The Cromwell and ARA stoush has been playing out publicly since last year after ARA sought to appoint its representative Gary Weiss to the Cromwell board.
In March Weiss failed to secure a seat on the boast for the second time, after narrowly missing out in November last year.
Cromwell previously argued that Weiss was not a suitable candidate to join its board because of his involvement with Ardent Leisure and Estia Health, both ASX-listed companies facing their own unique challenges.

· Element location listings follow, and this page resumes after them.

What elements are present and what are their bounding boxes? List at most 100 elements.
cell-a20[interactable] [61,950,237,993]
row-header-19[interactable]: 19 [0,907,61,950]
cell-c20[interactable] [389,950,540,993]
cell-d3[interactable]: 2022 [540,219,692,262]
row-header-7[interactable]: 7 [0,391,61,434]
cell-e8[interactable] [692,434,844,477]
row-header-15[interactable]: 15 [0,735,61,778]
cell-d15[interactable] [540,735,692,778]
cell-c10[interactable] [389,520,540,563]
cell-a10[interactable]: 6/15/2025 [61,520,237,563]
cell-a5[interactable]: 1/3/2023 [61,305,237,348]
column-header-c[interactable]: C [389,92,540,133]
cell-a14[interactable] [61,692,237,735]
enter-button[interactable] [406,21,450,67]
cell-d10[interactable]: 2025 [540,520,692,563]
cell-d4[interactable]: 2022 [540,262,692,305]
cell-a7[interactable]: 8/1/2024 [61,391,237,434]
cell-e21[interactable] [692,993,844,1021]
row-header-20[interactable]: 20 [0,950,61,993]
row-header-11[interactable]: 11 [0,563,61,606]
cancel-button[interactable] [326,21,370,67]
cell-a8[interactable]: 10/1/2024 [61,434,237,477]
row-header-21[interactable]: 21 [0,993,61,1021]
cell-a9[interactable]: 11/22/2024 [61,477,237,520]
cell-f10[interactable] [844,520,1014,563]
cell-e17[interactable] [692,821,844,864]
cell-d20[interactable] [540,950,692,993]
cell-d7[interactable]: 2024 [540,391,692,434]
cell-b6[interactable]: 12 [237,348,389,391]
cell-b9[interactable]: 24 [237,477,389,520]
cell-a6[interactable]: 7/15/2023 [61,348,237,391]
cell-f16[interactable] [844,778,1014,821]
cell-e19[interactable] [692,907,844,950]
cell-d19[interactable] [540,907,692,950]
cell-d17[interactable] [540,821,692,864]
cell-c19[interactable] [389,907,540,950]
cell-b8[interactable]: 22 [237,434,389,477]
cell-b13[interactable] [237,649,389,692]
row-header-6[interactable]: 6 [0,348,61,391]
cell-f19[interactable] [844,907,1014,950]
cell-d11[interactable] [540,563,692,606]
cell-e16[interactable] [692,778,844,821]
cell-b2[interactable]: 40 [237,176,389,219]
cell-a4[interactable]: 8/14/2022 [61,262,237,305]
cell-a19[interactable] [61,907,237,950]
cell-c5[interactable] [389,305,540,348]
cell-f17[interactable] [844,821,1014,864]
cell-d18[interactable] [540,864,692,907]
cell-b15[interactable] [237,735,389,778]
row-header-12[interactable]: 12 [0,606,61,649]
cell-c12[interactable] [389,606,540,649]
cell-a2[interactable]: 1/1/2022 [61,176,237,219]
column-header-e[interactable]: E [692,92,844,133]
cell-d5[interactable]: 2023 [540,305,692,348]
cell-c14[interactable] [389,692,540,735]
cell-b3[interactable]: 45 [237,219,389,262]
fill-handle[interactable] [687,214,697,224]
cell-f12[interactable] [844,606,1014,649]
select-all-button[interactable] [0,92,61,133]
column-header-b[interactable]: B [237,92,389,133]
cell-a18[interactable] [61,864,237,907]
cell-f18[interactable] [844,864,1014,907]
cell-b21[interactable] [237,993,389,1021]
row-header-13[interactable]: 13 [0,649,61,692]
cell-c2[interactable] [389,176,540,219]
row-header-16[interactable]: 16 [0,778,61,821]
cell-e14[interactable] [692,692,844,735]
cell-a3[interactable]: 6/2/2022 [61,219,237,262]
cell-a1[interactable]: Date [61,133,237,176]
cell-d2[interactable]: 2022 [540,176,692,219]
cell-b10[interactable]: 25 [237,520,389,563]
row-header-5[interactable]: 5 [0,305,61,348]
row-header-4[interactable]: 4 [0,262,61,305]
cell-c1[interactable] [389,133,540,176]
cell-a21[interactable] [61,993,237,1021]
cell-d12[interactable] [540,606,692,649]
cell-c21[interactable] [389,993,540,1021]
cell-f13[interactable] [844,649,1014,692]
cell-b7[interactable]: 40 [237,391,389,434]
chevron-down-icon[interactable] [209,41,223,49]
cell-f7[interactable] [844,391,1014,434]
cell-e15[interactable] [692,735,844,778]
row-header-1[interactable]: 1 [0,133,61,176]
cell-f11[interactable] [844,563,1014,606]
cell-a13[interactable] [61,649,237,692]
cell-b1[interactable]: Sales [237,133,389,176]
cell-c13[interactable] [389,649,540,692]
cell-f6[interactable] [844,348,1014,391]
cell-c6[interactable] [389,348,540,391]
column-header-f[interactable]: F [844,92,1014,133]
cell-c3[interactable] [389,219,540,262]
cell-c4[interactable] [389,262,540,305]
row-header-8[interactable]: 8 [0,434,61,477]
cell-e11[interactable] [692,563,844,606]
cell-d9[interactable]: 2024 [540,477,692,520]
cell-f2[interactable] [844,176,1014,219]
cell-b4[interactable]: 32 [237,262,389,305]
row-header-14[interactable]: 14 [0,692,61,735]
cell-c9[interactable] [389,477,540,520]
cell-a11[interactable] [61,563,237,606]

At the time, Cromwell said: “Cromwell welcomes Dr. Weiss’ belated acknowledgement of his over-boarding. However, Dr Weiss remains Chair of Ardent Leisure and Estia Health, companies which are each dealing with significant corporate issues, including fighting a class action, potential criminal prosecution under Queensland workplace laws, and the aged care royal commission. Including these two very challenging chairmanships, Dr Weiss will continue to hold the equivalent of eight director appointments.
“It is troubling to Cromwell’s board and many securityholders that ARA continue to insist Dr Weiss is the only suitable candidate to sit on Cromwell’s Board. A reduction from nine to eight appointments still makes Dr Weiss one of the most over-boarded directors in Australia. The flippant comment that he ‘doesn’t play golf’ is, in Cromwell’s view, concerning given ARA’s steadfast refusal to require an alignment with best practice corporate governance standards expected by Australian investors.”